Have you already started tackling your New Year’s resolutions for 2017?

If you’re already hitting the gym, practicing more mindfulness or cutting out the salt, then you share New Year’s Resolutions with more than 50 percent of Americans, according to research on the top 10 most common resolutions.

While setting and working on personal resolutions is a trendy and healthy way to start the new year, and an admirable devotion to continued self-improvement, it can be easy to lose sight of what’s important at the first sign of trouble: relapse.

So, consider challenging yourself with new and different goals that offer a stress-free side of 2017: New Year Challenges, things you can do with your family that are fun ways to challenge yourselves and grow, while spending time together and learning some new things along the way.

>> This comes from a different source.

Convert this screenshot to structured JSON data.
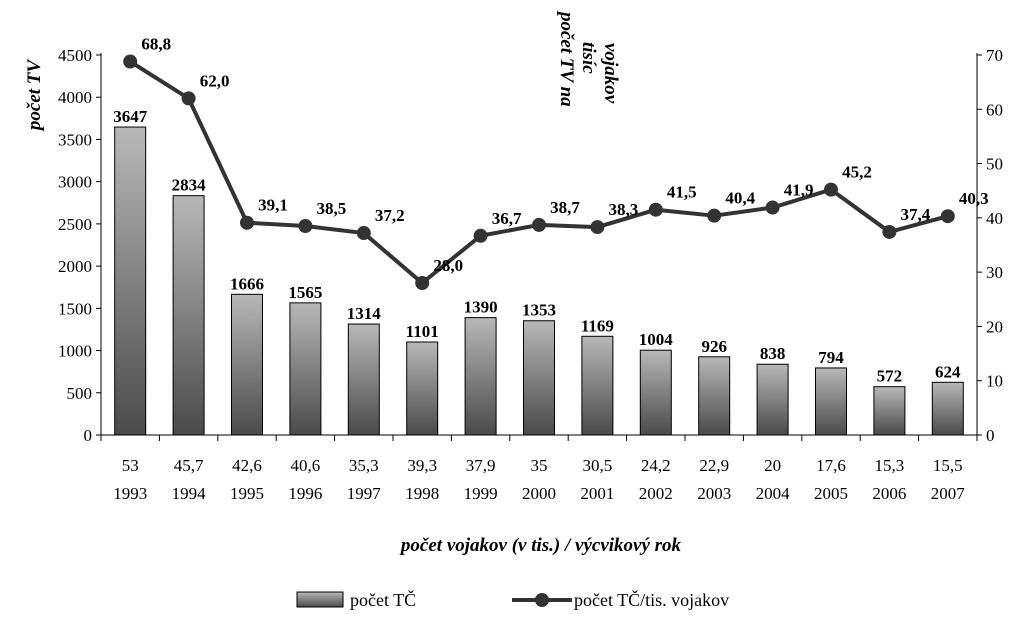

Here are five ideas to get you started:

 

  • Get Outside. Challenge you and your family to see how many weeks in a row you can get outside and do something active, like go for a walk, play at the park, or jump on the trampoline for 20 minutes (which is especially fun to do in the snow: hello, January!). Being outside in the middle of winter can be cold, so bundle everyone in weather-appropriate attire. Head to the slopes for a short ski getaway (we even wrote a Busy Mom’s Guide to Ski Resort Adventures!). Research shows that a little sun exposure during winter months can combat things like seasonal depression. It’s one of the best things you can do for your family to spend time together and be active outdoors.
  • Teach your children that the key to patience lies within them: the ability to control your breathing to harness the calm. We recommend trying the new app, Simple Habit, developed by a team of Harvard psychologists and meditation experts, to share the power of breathing and meditation with your family with 5-minute meditations “for busy life.” Research shows that meditation can relieve stress and a daily dose of five-minute meditations can lift the whole family to a new zen.
  • Challenge yourself and everyone in the family to set aside a certain amount of money (even $1) each week in their piggy banks as savings. Set a goal for how much you’re going to save and what you’re going to spend the money on once you’ve reached the goal. We recommend parents use an app like Albert to provide recommendations for savings and automatically pull funds comfortably from your bank account to set aside as savings for later withdrawal. Teaching children how to save is an important lesson that will influence their financial decisions for years to come. Help them take it seriously by staying accountable and showing them how the whole family benefits when you save money together.
  • Organize. Every family has challenges with organizing toys and committing to decluttering, but try setting a cooking timer an hour a week for everyone to share in the chore of cleaning up and getting your home in order. See if you can beat the timer by working together fast. It’s easier to tackle if you approach it as a group. Even small children can help with direction and patience.
  • Time-Block Your Morning. Hitting the snooze button over and over again is so tempting. We just want five more minutes of sleep! But that five minutes can turn into a 25-minute delay in getting to work on time. Have you considered the 15 minutes it will take to help an independent toddler put his socks and shoes on? Or the 10 minutes it will take to clean syrup off the children (and, oh yeah, your black work pants!) after they eat their morning waffles? Try starting your day sooner, rather than later, by avoiding the snooze button (and its five minutes of glory). When it starts to become a routine, treat yourself and your family by swinging through the Dunkin’ Donuts drive through for a donut before school starts.